Her regimen also included family therapy for 6 weeks to assist her in adjusting to her father's recent remarriage and the stressors of family life when visiting her father on weekends. She was also assessed at that time for any neuropsychological problems that had not surfaced from the earlier verbal assessment.⁶  R.P.'s father and his new wife also completed the education program. By the end of the 6 weeks, R.P.'s father and mother had worked out their differences relating to R.P.'s diabetes care. They agreed to document glucose levels,adjustments in calories and insulin doses, and any unusual events that occurred at either parents home.

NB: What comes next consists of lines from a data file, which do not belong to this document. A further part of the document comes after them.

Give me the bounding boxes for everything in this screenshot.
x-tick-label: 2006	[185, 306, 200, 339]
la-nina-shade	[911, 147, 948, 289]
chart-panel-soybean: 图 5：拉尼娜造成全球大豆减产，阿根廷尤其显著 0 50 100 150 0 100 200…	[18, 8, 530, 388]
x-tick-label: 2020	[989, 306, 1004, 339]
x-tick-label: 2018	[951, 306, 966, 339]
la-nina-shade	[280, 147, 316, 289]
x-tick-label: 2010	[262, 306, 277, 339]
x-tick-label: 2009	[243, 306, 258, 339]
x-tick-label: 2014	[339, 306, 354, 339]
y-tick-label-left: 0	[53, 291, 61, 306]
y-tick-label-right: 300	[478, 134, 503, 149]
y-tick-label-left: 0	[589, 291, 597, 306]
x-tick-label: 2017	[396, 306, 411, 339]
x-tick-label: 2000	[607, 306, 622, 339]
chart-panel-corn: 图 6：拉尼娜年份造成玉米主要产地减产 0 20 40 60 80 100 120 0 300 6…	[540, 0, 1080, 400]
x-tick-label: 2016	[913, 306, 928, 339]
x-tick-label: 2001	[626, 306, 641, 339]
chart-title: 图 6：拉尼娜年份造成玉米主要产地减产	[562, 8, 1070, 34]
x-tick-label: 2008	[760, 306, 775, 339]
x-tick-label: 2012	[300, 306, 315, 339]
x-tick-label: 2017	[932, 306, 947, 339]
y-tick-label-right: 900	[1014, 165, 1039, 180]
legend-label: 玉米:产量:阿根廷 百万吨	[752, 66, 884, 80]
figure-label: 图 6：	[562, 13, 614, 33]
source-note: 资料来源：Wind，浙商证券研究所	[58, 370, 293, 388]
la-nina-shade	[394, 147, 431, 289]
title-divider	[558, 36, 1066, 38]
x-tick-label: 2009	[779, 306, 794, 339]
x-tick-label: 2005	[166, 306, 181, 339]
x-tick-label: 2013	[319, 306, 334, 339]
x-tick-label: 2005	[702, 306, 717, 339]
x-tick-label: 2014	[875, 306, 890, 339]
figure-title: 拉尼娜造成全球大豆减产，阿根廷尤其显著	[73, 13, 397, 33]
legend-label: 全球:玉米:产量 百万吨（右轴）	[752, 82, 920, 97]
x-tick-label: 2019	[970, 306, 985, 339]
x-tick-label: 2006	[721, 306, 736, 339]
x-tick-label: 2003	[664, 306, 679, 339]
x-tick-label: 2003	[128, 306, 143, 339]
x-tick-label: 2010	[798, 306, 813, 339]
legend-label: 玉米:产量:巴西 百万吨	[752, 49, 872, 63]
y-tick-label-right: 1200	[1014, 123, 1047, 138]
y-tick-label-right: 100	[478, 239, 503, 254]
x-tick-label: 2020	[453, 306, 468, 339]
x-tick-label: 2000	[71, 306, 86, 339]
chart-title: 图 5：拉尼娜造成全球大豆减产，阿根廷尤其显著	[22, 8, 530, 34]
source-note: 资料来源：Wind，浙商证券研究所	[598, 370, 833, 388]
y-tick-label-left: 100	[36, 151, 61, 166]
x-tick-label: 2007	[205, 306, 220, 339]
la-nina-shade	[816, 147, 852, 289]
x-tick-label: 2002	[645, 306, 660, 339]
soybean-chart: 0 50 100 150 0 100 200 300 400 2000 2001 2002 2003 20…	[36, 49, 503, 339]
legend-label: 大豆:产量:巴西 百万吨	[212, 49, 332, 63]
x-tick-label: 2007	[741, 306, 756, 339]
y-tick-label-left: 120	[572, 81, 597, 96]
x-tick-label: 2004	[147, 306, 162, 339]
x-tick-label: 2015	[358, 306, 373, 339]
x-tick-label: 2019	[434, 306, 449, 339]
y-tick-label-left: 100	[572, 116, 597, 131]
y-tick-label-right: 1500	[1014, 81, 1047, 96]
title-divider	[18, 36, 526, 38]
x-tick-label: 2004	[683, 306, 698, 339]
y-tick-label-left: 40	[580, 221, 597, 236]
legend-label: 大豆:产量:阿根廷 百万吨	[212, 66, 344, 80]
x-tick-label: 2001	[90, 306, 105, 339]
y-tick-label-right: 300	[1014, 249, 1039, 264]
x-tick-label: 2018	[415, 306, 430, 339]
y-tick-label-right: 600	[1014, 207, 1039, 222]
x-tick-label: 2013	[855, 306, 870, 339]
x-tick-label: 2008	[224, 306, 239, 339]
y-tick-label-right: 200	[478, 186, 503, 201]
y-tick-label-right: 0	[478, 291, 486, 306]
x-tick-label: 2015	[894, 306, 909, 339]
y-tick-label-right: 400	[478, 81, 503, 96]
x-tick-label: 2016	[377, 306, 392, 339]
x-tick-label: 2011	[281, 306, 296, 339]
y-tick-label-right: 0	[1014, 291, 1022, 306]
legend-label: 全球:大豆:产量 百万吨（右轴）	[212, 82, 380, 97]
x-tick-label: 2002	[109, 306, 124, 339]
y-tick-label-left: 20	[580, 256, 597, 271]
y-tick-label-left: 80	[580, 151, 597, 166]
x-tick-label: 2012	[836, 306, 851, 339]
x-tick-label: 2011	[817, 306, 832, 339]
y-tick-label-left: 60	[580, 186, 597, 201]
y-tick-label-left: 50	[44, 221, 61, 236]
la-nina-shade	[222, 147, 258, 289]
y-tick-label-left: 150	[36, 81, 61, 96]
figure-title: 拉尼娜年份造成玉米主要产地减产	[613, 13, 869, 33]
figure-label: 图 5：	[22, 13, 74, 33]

One record book would be shared between homes.

• It is possible to increase the duration of action of an insulin dose by increasing the number of units administered, but then hypoglycemia is more likely to occur during the higher peak action of the insulin, especially when food is not present.

• Any diabetes management program must mimic nature as much of the time as possible.

• On long- versus rapid-acting insulin, pre-meal blood glucose levels reflect the dosage of the extended, long-acting insulin. Two-hour postprandial blood glucose levels reflect the rapid-acting insulin responses.

Subsequent visits to a nurse practitioner at the diabetes center have documented better outcomes (Table 4). R.P.'s A1C results are now 7.8%, and her blood glucose levels(in mg/dl) range from the 70s to a few 200s. Other laboratory values remain normal.